Harris arrived at the airport and was ushered into her VP limo. She was driven down a road advertising the candidacy of her rival, former President Donald Trump, according to the New York Post. About 30 minutes later, Harris arrived at her destination, a local bookstore called Classic Elements where the media-avoiding vice president spoke to an invitation-only group eager to hear Harris’ plans for small business.

“She’s hiding from most of the people,” undecided voter Ed Luce told The Post. “She needs to convince a lot of the working poor people.” Those working people used to vote Democrat when the party had a greater affiliation with the working class that Trump now enjoys.

Johnstown hasn’t had affluent union jobs since a 1977 flood eliminated the mines and mills, the Post noted.
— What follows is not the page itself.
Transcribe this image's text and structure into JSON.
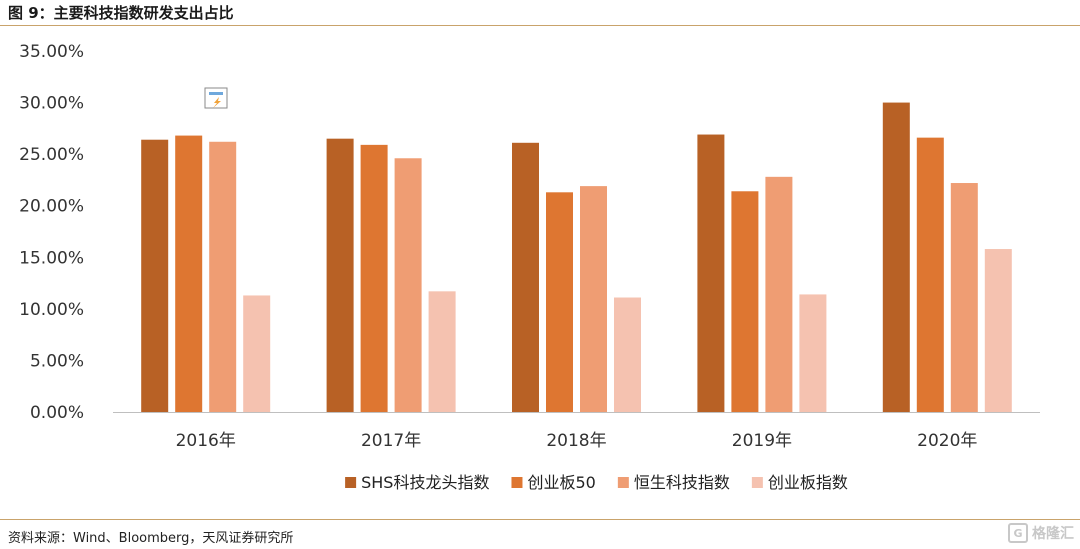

It’s Trump's country now, as the former president won the town and surrounding county with 67 percent of the vote in 2016 and 2020.

“Old school Democrats are what the Republicans are now,” voter Jim Ardary told the Post, in reference to a Democratic Party that used to acknowledge blue-collar labor and patriotism in the same breath. Ardary tried to keep Trump protesters from disturbing Harris’ bookstore event on Friday night.

Despite these trends, Greg Daducra, vice president of United Steelworkers Local 2632 remains committed to the Democrats. “I still believe the Democrats are the working man’s party,” Greg Dadura told The Post. But a lot of his membership has deserted the party of the union leadership and will be voting for Trump on Nov. 5.

Trump came to Johnstown on Sept. 4 and offered an entirely different political show than Harris. The rally attracted more than 6,000 people who gathered in a local auditorium. Participants had to register but they didn’t need an invitation. The event had people standing in a line that went on two miles. When the auditorium reached capacity, the Trump campaign put a jumbotron outside of the building for people so more people could watch the rally.

The Biden-Harris campaign has made it a point to avoid media during campaign stopovers as well. At a recent stop-over in Lancaster Country to deliver a pep talk to campaign workers, vice presidential candidate Gov. Tim Walz (D-MN) made a point of avoiding reporters and telling them to “not disrupt the program.” Harris and Walz also faced criticism when they finally sat for a pre-recorded question-and-answer session with CNN’s Dana Bash that was highly controlled.